Угу, сомневаюсь я, что он в этом самом «потом» жутко раскается, падет передо мной на колени в экстазе безмерного самобичевания и начнет с упоением целовать мои желтенькие пятнышки на спинке и лапках. Хорошо еще, если голову не открутит (или не откусит), вон как плотоядно на меня через язычки пламени пялится.
Превращаться при нем в человека мне окончательно расхотелось. Чувствую, радужных перспектив передо мной все равно не раскроется, так какой смысл напрягаться? Тут ноги делать надо, а не ждать у моря апельсинов. И чем быстрей, тем лучше.
Полоз оказался человеком слова, как это ни прискорбно. Первый день после нашего многообещающего разговора он добросовестно и безвылазно провел со мной в комнате, выползая (а заодно выгуливая и меня) только на время завтрака, обеда и ужина, которые теперь уже проходили в узком «семейном» кругу, то есть мы соображали на троих. Владыку не особо радовал мной пятнистый вид, но он молчал, выказывая свое неодобрение нахмуриванием бровей и плотным сжиманием губ, не больше.
Сам же Полоз откровенно маялся от безделья, что не прибавляло ему хорошего настроения и умиротворения. Видимо, подобное затворничество было ему несвойственно ранее, и он совершенно не знал, чем заняться. Я развлекать моего муженька особо не собиралась, полностью игнорируя его навязчивое присутствие, а потому выпросила книжку и погрузилась в чтение. Читать было не очень удобно, приходилось буквально ползать по страницам, уткнувшись носом в буквы, но книга попалась довольно интересная, про дальние страны и разные народности, что меня всегда очень интересовало, поэтому некоторые неудобства, связанные с моим вынужденно-добровольным внешним видом, я не особо замечала.
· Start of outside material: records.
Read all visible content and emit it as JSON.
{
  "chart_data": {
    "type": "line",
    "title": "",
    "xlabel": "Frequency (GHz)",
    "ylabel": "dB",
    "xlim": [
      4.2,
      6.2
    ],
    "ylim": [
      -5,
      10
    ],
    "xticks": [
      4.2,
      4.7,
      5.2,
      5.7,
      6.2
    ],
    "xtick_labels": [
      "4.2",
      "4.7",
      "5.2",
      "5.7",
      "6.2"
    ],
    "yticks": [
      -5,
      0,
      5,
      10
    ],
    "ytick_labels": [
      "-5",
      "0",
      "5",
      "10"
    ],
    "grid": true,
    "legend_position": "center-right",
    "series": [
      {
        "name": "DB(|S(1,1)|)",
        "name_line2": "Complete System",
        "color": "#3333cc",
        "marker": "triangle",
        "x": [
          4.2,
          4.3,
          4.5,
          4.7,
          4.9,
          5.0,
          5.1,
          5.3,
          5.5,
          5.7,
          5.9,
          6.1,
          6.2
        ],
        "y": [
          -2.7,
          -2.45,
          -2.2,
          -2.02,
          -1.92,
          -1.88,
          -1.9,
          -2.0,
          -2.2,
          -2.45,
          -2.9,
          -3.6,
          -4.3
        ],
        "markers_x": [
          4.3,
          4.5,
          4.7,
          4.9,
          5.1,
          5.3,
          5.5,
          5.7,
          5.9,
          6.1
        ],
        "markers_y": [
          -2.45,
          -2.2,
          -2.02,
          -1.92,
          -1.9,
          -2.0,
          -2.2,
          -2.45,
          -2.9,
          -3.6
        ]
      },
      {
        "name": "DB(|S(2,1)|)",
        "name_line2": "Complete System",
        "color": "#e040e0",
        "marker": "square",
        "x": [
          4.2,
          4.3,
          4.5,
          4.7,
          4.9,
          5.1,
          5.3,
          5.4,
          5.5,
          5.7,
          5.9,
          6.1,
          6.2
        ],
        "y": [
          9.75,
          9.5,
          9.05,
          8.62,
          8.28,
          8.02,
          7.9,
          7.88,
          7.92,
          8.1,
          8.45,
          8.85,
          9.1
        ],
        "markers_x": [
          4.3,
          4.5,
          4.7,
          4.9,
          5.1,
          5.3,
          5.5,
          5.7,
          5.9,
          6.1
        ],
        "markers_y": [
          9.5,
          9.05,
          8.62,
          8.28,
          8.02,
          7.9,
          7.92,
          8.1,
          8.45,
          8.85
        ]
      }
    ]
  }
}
Полоз тоже попробовал что-то читать, но это ему быстро наскучило, и он просто прослонялся весь день из угла в угол, искоса поглядывая на меня. Как он косоглазие себе не заработал, до сих пор удивляюсь. Наверное, ждал, когда у меня терпение кончится. Зря он так, мне пока было относительно комфортно. Насколько вообще может быть комфортно в его присутствии. Но безделье — занятие очень утомительное, и уже к вечеру на моего вредного муженька было жалко смотреть, выглядел он, мягко говоря, не ахти… Помятый какой-то, измученный. Понимаю, от безделья больше устаешь, легче телеги с мешками овса разгружать.
Следующие несколько дней он таскал меня с собой в неизменном кармане везде, где только можно было. А можно было как раз везде. Я, естественно, была жутко против (книжку не дали дочитать!), но кто ж меня, подневольную, спрашивал? Пришлось принимать меры.
Сначала мой муженек усиленно делал вид, что я всего лишь досадное шумное приложение к его драгоценной персоне, но на меня ведь сложно не обращать внимания, особенно когда я начинаю говорить. А говорила я в эти дни очень много.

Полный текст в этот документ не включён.